Award-winning director and producer Sihle Hlophe’s latest project, “Lobola, A Bride's True Price?”, is a thought-provoking two-part documentary which seeks to explore the transactional, patriarchal and heteronormative elements of lobola.
Hlophe, who’s currently engaged, unpacks the cultural concept of lobola before making her own decision on whether to embrace the practice in her own journey.
“Putting the film together was a lot of hard work,” she says. “As a first-time feature-length documentary director, it was a struggle to raise the funds, but I am eternally grateful to the Hot Docs Blue Ice Group Fund (Canada), the South African Broadcasting Corporation and the National Film & Video Foundation for believing in me and my dream.
“It was also imperative to choose the right team to work with. I was surrounded by a lot of talented and hard-working people, such as our consulting producer Xoliswa Sithole, our cinematographer Kutlwano Mabusela, and our senior editor Jason Thorne, who helped me finish this film.”
The film was supposed to be about the Iron Age Bantu people who lived in the ancient kingdom of Mapungubwe. But when Hlophe couldn’t get funding because potential funders wanted a contemporary spin on the story, she had an idea.
“One thing that we still hold in high regard as Bantu people is cattle, and that manifests itself through the practice of lobola. I was recently engaged at the time and highly conflicted about going through the lobola process.
“The people who were assisting me with the story development process encouraged me to turn the camera on myself. Initially, I was reluctant, until I realised that I am the conduit through which this story must be told.”
As she began to unpack the practice, the biggest takeaway was that lobola is a deeply spiritual process that unites two families, as well as those two families’ ancestors.
“Lobola, A Bride’s True Price?” has been receiving international recognition in the past year – it premiered at the Pan African Film Festival in Los Angeles.
In February, it was runner-up for the Adiaha Award for best documentary film by an African woman at the Encounters South African International Documentary Festival (2022) and a nominee in the best documentary category at the Africa Academy Movie Awards (2022).
I ask her how fulfilling this recognition has been for her: “Deeply fulfilling,” she says.
“The team worked extremely hard on this film and it’s deeply affirming to have our work recognised in this way.”
Hlophe said she wanted the film to air on a free-to-air channel to ensure that it was as inclusive as possible.
“We wanted the film to reach the people it was meant for, the Makotis and the Mkhwenyanas, the Gogos and the Mkhulus.
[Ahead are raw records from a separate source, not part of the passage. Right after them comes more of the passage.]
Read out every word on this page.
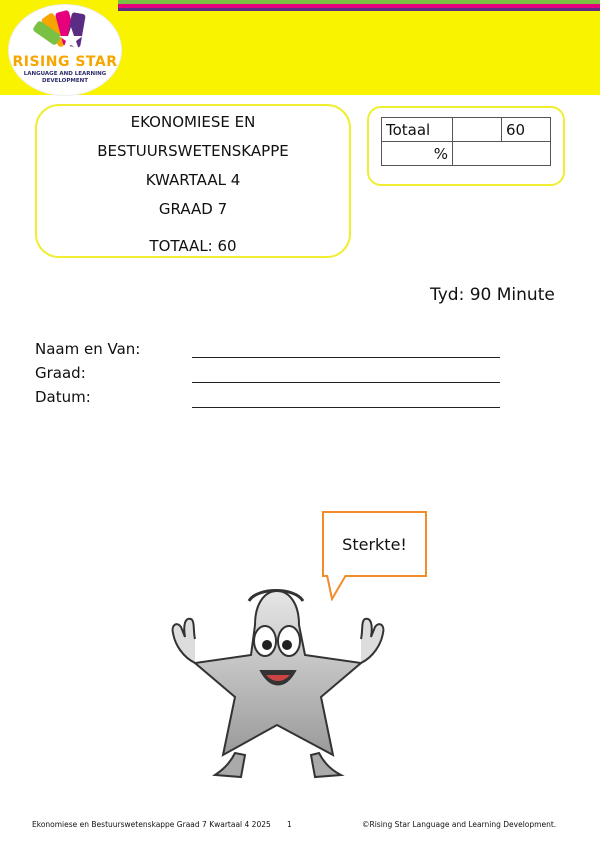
RISING STAR
LANGUAGE AND LEARNING DEVELOPMENT
EKONOMIESE EN
BESTUURSWETENSKAPPE
KWARTAAL 4
GRAAD 7
TOTAAL: 60
Totaal		60
%		
Tyd: 90 Minute
Naam en Van:
Graad:
Datum:
Sterkte!
Ekonomiese en Bestuurswetenskappe Graad 7 Kwartaal 4 2025 1	©Rising Star Language and Learning Development.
What’s the use of making such a relatable film and only making it available to a handful of people at film festivals?
“I run film-driven social enterprise, Passion Seed Communications, and our distribution model is inclusive – our aim is to close the knowledge gap between information-rich and information-poor audience members.”
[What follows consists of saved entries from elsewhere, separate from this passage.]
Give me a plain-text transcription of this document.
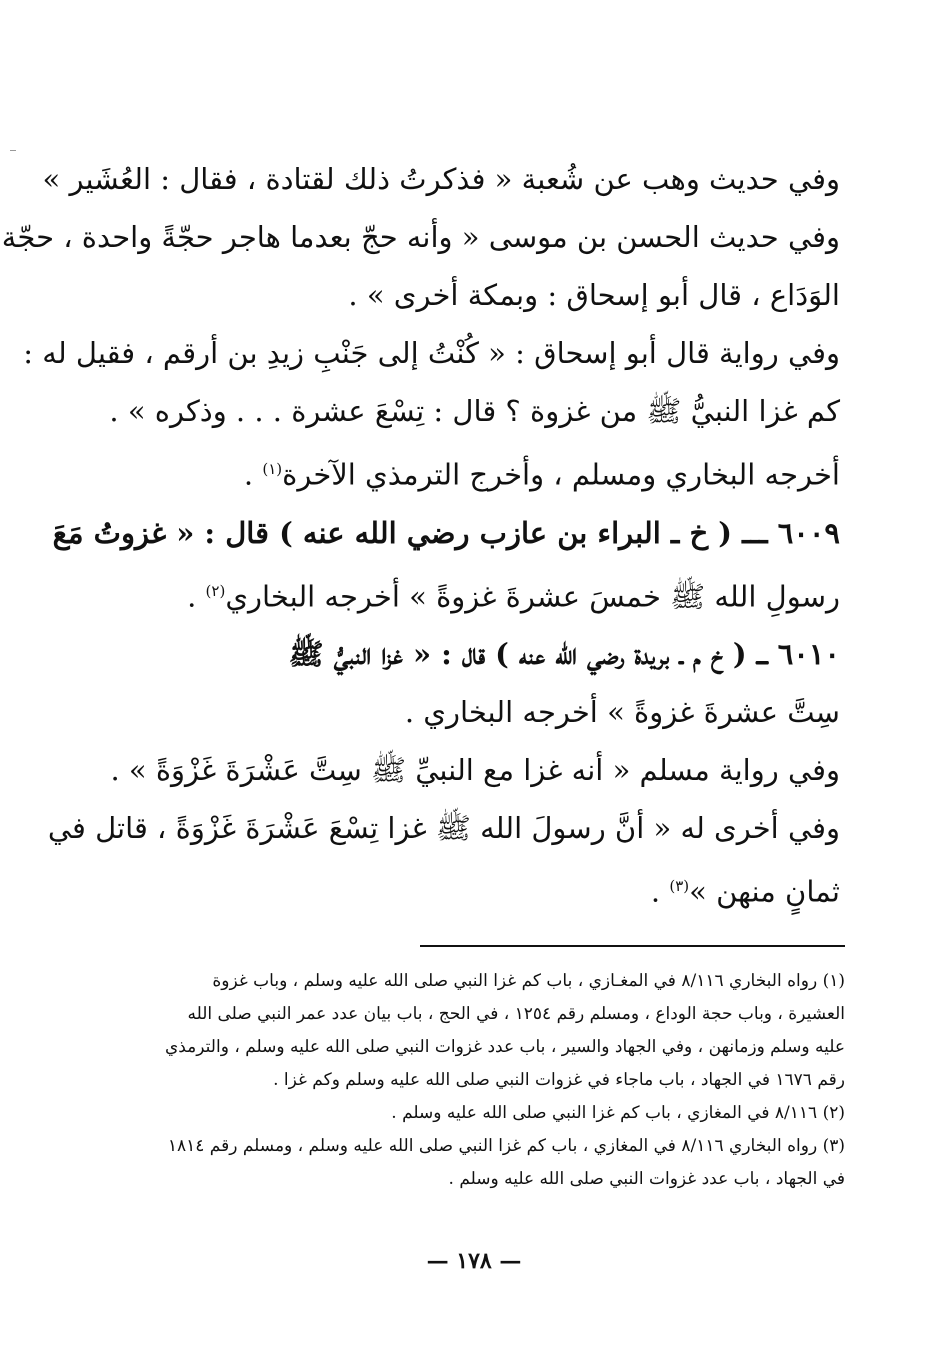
وفي حديث وهب عن شُعبة « فذكرتُ ذلك لقتادة ، فقال : العُشَير »
وفي حديث الحسن بن موسى « وأنه حجّ بعدما هاجر حجّةً واحدة ، حجّة
الوَدَاع ، قال أبو إسحاق : وبمكة أخرى » .
وفي رواية قال أبو إسحاق : « كُنْتُ إلى جَنْبِ زيدِ بن أرقم ، فقيل له :
كم غزا النبيُّ ﷺ من غزوة ؟ قال : تِسْعَ عشرة . . . وذكره » .
أخرجه البخاري ومسلم ، وأخرج الترمذي الآخرة$^{(١)}$ .
٦٠٠٩ ـــ ( خ ـ البراء بن عازب رضي الله عنه ) قال : « غزوتُ مَعَ
رسولِ الله ﷺ خمسَ عشرةَ غزوةً » أخرجه البخاري$^{(٢)}$ .
٦٠١٠ ـــ ( خ م ـ بريدة رضي الله عنه ) قال : « غزا النبيُّ ﷺ
سِتَّ عشرةَ غزوةً » أخرجه البخاري .
وفي رواية مسلم « أنه غزا مع النبيِّ ﷺ سِتَّ عَشْرَةَ غَزْوَةً » .
وفي أخرى له « أنَّ رسولَ الله ﷺ غزا تِسْعَ عَشْرَةَ غَزْوَةً ، قاتل في
ثمانٍ منهن »$^{(٣)}$ .
(١) رواه البخاري ٨/١١٦ في المغـازي ، باب كم غزا النبي صلى الله عليه وسلم ، وباب غزوة
العشيرة ، وباب حجة الوداع ، ومسلم رقم ١٢٥٤ ، في الحج ، باب بيان عدد عمر النبي صلى الله
عليه وسلم وزمانهن ، وفي الجهاد والسير ، باب عدد غزوات النبي صلى الله عليه وسلم ، والترمذي
رقم ١٦٧٦ في الجهاد ، باب ماجاء في غزوات النبي صلى الله عليه وسلم وكم غزا .
(٢) ٨/١١٦ في المغازي ، باب كم غزا النبي صلى الله عليه وسلم .
(٣) رواه البخاري ٨/١١٦ في المغازي ، باب كم غزا النبي صلى الله عليه وسلم ، ومسلم رقم ١٨١٤
في الجهاد ، باب عدد غزوات النبي صلى الله عليه وسلم .
— ١٧٨ —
Hlophe’s work has become synonymous with addressing pertinent social matters such as this.
When I ask her for her take on how she thinks we, as a society, can move away from the patriarchal elements of lobola, she says that collectively we need to do a lot of unlearning.
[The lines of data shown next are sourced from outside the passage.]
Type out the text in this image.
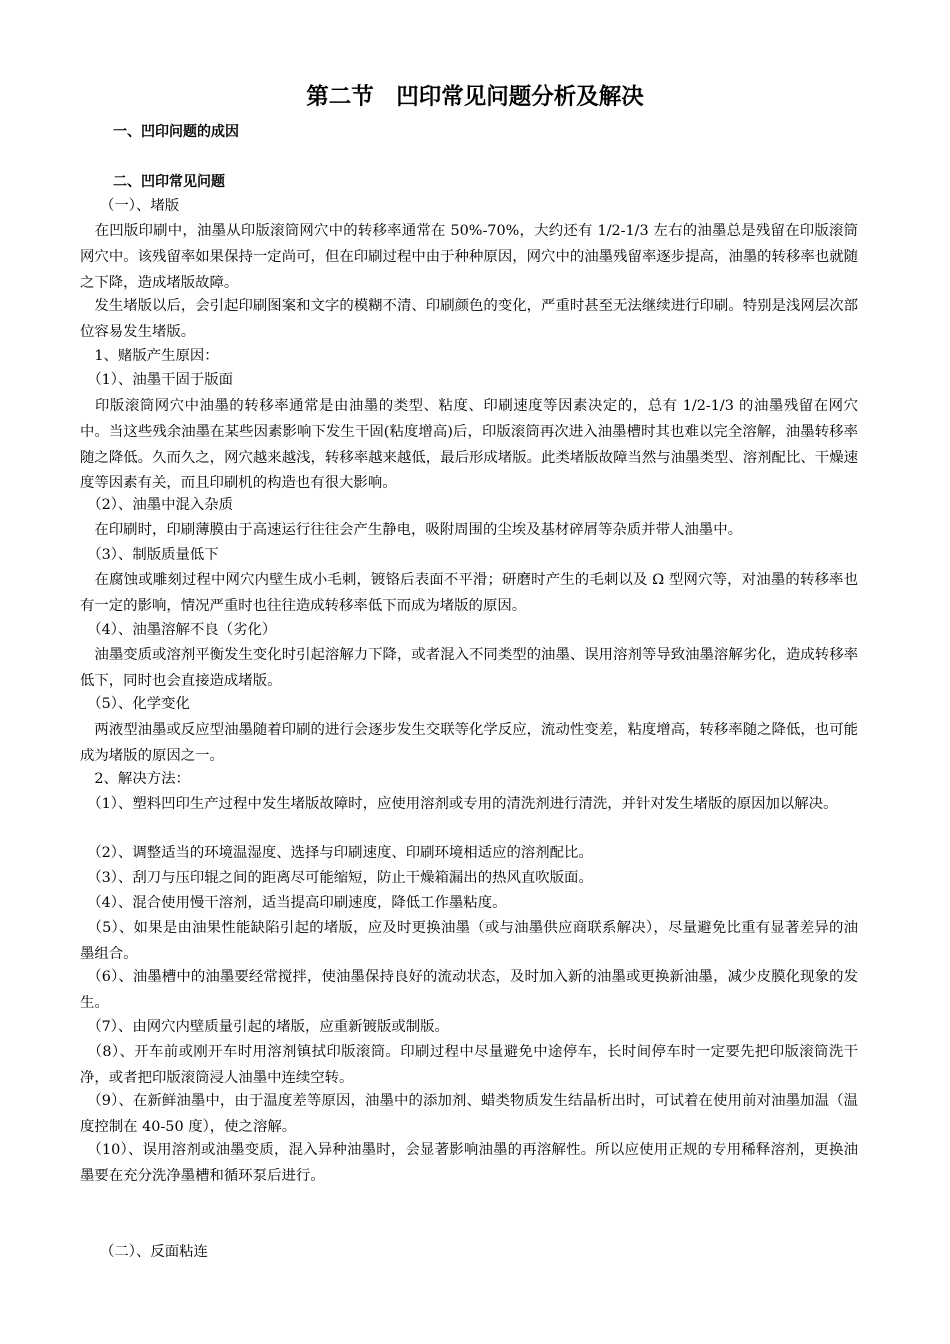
第二节　凹印常见问题分析及解决
一、凹印问题的成因
二、凹印常见问题
（一）、堵版
　在凹版印刷中，油墨从印版滚筒网穴中的转移率通常在 50%-70%，大约还有 1/2-1/3 左右的油墨总是残留在印版滚筒网穴中。该残留率如果保持一定尚可，但在印刷过程中由于种种原因，网穴中的油墨残留率逐步提高，油墨的转移率也就随之下降，造成堵版故障。
　发生堵版以后，会引起印刷图案和文字的模糊不清、印刷颜色的变化，严重时甚至无法继续进行印刷。特别是浅网层次部位容易发生堵版。
　1、赌版产生原因：
　（1）、油墨干固于版面
　印版滚筒网穴中油墨的转移率通常是由油墨的类型、粘度、印刷速度等因素决定的，总有 1/2-1/3 的油墨残留在网穴中。当这些残余油墨在某些因素影响下发生干固(粘度增高)后，印版滚筒再次进入油墨槽时其也难以完全溶解，油墨转移率随之降低。久而久之，网穴越来越浅，转移率越来越低，最后形成堵版。此类堵版故障当然与油墨类型、溶剂配比、干燥速度等因素有关，而且印刷机的构造也有很大影响。
　（2）、油墨中混入杂质
　在印刷时，印刷薄膜由于高速运行往往会产生静电，吸附周围的尘埃及基材碎屑等杂质并带人油墨中。
　（3）、制版质量低下
　在腐蚀或雕刻过程中网穴内壁生成小毛刺，镀铬后表面不平滑；研磨时产生的毛刺以及 Ω 型网穴等，对油墨的转移率也有一定的影响，情况严重时也往往造成转移率低下而成为堵版的原因。
　（4）、油墨溶解不良（劣化）
　油墨变质或溶剂平衡发生变化时引起溶解力下降，或者混入不同类型的油墨、误用溶剂等导致油墨溶解劣化，造成转移率低下，同时也会直接造成堵版。
　（5）、化学变化
　两液型油墨或反应型油墨随着印刷的进行会逐步发生交联等化学反应，流动性变差，粘度增高，转移率随之降低，也可能成为堵版的原因之一。
　2、解决方法：
　（1）、塑料凹印生产过程中发生堵版故障时，应使用溶剂或专用的清洗剂进行清洗，并针对发生堵版的原因加以解决。
　（2）、调整适当的环境温湿度、选择与印刷速度、印刷环境相适应的溶剂配比。
　（3）、刮刀与压印辊之间的距离尽可能缩短，防止干燥箱漏出的热风直吹版面。
　（4）、混合使用慢干溶剂，适当提高印刷速度，降低工作墨粘度。
　（5）、如果是由油果性能缺陷引起的堵版，应及时更换油墨（或与油墨供应商联系解决），尽量避免比重有显著差异的油墨组合。
　（6）、油墨槽中的油墨要经常搅拌，使油墨保持良好的流动状态，及时加入新的油墨或更换新油墨，减少皮膜化现象的发生。
　（7）、由网穴内壁质量引起的堵版，应重新镀版或制版。
　（8）、开车前或刚开车时用溶剂镇拭印版滚筒。印刷过程中尽量避免中途停车，长时间停车时一定要先把印版滚筒洗干净，或者把印版滚筒浸人油墨中连续空转。
　（9）、在新鲜油墨中，由于温度差等原因，油墨中的添加剂、蜡类物质发生结晶析出时，可试着在使用前对油墨加温（温度控制在 40-50 度），使之溶解。
　（10）、误用溶剂或油墨变质，混入异种油墨时，会显著影响油墨的再溶解性。所以应使用正规的专用稀释溶剂，更换油墨要在充分洗净墨槽和循环泵后进行。
（二）、反面粘连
“Patriarchy is oppressive to both men and women, actually,” she says.
“Patriarchy dictates that the worth of a man is determined by the depth of his pocket. Patriarchy says a man must provide. A man must not cry. Patriarchy also dictates that a woman must be submissive, desirable, ageless.
“So we’re all affected by patriarchy at the end of the day. We all have a lot of unlearning to do.”
In terms of what viewers can expect from part 2, she explains, “In part 2, we attend the lobola ceremonies of three couples from different cultures and different parts of the country.
“We learn about the four steps of lobola: 1, asking for consent to negotiate; 2, the negotiations; 3, accepting the groom; and 4, accepting the bride. The series is aimed at challenging, provoking and enlightening people about this ancient cultural practice.”
There’s a lot more to come from Hlophe and her team this year, too. “I am currently directing two feature-length documentaries and both of them are about music. I’m really excited about these films as they will allow me to shoot outside of South Africa as well.
“Insofar as ‘Lobola, A Bride’s True Price?’ is concerned, we’re screening the film at festivals around the world and our Lobola Impact Campaign, headed by our impact producer, Nondumiso Masache, is going to be shown to under-served audiences in rural areas, townships and urban areas as well.
“We want audiences to know their marital rights and the implications of getting married under customary law.”
Part 2 of “Lobola, A Bride's True Price?” airs on SABC1 on Monday, April 3, at 9.30pm.